The genomic DNA for each sample was isolated with an E.Z.N.A.® soil DNA kit (Omega Bio-tek, Norcross, GA, U.S.) according to the manufacturer’s protocol. The quality of genomic DNA was analyzed with a 1% agarose gel electrophoresis, and a NanoDrop2000 (Thermo Fisher Scientific, Waltham, MA, USA) was used for DNA concentration and purity determination. After passing the quality inspection, all the genomic DNA from different samples was used for subsequent experiments. In order to analyze the changes in the gut bacterial and fungal communities induced by cruciferous vegetables, the 16S rDNA V3-V4 variable region and Internal Transcribed Spacer (ITS) ITS1-ITS2 region amplifications were performed, and the same genomic DNA was used as the template. For 16S rDNA amplification, the primers 338F (5'-ACTCCTACGGGAGGCAGCAG-3') and 806R (5'-GGACTACHVGGGTWTCTAAT-3') were used. Besides, the primers ITS1F (5'-CTTGTTCATTTAGGAAGTAA-3') and ITS2R (5'-GCTGCGTTCTTCATCGATGC-3') were used for ITS amplification. The PCR reaction system for 16S rRNA and ITS amplifications was basically identical except for primers and is as follows: 4 μL of 5 × TransStart FastPfu Buffer, 2 μL of 2.5 mM dNTPs, 0.8 μL of 5 μM forward primer, 0.8 μL of 5 μM reverse primer, 0.4 μL of TransStart FastPfu DNA Polymerase, and 10 ng of genomic DNA. The procedure for PCR amplification was executed at 95 °C for 3 min; 27 cycles of 95 °C for 30 s, 55 °C for 30 s, and 72 °C for 30 s; followed by a stable extension at 72 °C for 10 min, and then kept at 4 °C. Three technical replicates were performed per sample, and three biological replicates were carried out for each treatment.

Illumina sequencing and sequence analysis

The PCR products were detected with a 2% agarose gel electrophoresis and the target bands were purified with the AxyPrep DNA Gel Extraction Kit (Axygen Biosciences, Union City, CA, USA). After being quantified using a Quantus™ Fluorometer (Promega, USA), the purified PCR products were used for library construction with the NEXTflex™ Rapid DNA-Seq Kit (Bioo Scientific, USA) according to the manufacturer’s protocols. Finally, the amplicons from different libraries were sequenced on an Illumina Miseq PE300/NovaSeq PE250 platform (Illumina, San Diego, USA).

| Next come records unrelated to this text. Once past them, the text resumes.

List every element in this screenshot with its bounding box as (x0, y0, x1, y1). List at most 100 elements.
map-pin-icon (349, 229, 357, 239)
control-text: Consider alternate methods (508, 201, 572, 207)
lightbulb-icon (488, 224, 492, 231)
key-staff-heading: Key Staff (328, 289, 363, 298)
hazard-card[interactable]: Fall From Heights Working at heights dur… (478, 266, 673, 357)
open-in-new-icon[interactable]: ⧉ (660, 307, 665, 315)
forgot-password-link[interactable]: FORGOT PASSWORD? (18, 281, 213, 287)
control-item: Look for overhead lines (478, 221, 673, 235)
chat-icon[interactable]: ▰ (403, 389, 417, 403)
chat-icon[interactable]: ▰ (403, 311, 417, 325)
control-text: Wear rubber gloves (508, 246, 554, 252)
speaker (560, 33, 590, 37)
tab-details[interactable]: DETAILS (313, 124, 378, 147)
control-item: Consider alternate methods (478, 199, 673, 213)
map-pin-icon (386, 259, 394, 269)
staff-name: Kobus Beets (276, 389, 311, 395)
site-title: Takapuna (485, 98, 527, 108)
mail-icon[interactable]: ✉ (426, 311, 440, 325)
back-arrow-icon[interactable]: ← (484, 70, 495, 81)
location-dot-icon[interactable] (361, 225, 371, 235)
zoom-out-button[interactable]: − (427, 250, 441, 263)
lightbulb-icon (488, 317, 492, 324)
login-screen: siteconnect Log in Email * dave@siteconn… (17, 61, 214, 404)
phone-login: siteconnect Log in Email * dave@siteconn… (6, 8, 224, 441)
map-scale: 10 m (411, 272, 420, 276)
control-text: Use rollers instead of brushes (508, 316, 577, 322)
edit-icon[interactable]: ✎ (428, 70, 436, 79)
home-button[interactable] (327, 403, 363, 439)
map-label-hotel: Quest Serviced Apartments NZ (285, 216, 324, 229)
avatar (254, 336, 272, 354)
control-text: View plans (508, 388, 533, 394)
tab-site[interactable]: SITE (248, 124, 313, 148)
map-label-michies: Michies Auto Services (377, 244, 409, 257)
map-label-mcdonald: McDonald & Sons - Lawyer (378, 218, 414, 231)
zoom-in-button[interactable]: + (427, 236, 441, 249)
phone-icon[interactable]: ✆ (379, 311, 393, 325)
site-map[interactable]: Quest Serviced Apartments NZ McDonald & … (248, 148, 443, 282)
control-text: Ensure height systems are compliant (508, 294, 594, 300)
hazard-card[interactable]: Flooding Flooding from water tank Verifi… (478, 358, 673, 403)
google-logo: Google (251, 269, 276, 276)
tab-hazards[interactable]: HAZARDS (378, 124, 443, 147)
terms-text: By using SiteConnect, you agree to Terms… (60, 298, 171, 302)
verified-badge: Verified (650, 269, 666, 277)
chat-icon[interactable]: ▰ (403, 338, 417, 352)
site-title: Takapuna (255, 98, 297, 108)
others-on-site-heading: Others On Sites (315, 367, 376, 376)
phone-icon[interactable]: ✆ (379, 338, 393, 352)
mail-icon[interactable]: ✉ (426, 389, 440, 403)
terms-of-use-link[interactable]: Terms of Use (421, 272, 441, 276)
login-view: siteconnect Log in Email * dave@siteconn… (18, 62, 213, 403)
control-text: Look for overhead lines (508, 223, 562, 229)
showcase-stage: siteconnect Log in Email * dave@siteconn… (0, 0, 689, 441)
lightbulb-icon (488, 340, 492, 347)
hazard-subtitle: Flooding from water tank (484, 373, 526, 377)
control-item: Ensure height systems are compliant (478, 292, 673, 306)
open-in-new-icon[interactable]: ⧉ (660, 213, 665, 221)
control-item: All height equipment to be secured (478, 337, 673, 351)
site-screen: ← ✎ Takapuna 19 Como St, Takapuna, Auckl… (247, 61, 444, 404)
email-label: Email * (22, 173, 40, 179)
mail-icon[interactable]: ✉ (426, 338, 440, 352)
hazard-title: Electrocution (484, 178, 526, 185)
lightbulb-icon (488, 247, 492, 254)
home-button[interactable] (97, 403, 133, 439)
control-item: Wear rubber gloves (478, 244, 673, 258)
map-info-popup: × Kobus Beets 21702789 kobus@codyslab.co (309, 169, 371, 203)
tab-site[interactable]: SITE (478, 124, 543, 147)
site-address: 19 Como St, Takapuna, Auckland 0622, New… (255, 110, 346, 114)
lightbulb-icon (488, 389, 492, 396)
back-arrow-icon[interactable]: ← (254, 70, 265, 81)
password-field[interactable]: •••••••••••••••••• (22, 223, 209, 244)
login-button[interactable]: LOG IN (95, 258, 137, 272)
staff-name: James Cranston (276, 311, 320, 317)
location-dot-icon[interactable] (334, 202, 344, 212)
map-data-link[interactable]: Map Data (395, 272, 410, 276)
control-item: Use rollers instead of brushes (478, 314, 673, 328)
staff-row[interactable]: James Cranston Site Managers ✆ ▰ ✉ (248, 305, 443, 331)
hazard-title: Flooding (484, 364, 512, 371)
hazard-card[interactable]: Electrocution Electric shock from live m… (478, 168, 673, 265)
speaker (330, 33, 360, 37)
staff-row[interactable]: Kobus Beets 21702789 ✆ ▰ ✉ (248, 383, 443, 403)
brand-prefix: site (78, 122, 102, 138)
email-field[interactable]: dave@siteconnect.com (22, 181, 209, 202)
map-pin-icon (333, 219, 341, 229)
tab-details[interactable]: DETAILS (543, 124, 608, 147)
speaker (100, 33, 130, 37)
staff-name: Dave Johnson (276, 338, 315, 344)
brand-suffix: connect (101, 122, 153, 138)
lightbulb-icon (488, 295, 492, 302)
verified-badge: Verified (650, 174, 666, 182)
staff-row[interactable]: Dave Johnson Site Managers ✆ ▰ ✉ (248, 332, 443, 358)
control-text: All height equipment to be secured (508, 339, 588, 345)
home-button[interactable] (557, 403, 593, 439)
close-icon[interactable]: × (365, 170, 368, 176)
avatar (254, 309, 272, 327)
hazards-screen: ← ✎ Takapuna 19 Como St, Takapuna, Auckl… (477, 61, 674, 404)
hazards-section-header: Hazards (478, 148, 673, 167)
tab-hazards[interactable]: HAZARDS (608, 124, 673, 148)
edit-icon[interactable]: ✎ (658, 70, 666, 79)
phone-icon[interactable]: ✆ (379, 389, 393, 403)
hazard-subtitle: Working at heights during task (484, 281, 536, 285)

After sequencing, the raw data was quality controlled by removing low-quality reads using fastp software (https://github.com/OpenGene/fastp, version 0.20.0). Then the clean reads were spliced using FLASH software (http://www.cbcb.umd.edu/software/flash, version 1.2.7). The software UPARSE (http://drive5.com/uparse/, version 7.1) was used for the operational taxonomic units (OTUs) cluster and chimera removal with the 97% similarity cutoff. For 16S rDNA sequences, the species taxonomy annotation was performed using the RDP classifier (http://rdp.cme.msu.edu/, version 2.2) and the Silva 16S rRNA database (v138), with the alignment threshold set to 70%. For ITS sequences, the UNITE database 8.0 was selected for the alignment. All the bioinformatics analyses were performed using the online platform of Majorbio Cloud Platform (www.majorbio.com).

Data analysis

Each treatment was replicated three times, and the results were expressed as mean values ± SEM. One-way ANOVA followed by DMRT and a student’s t test were conducted during statistical analyses (P < 0.05).

Ethics declarations

This article does not involve any human participants and/or animals, other than the fall armyworm, S. frugiperda.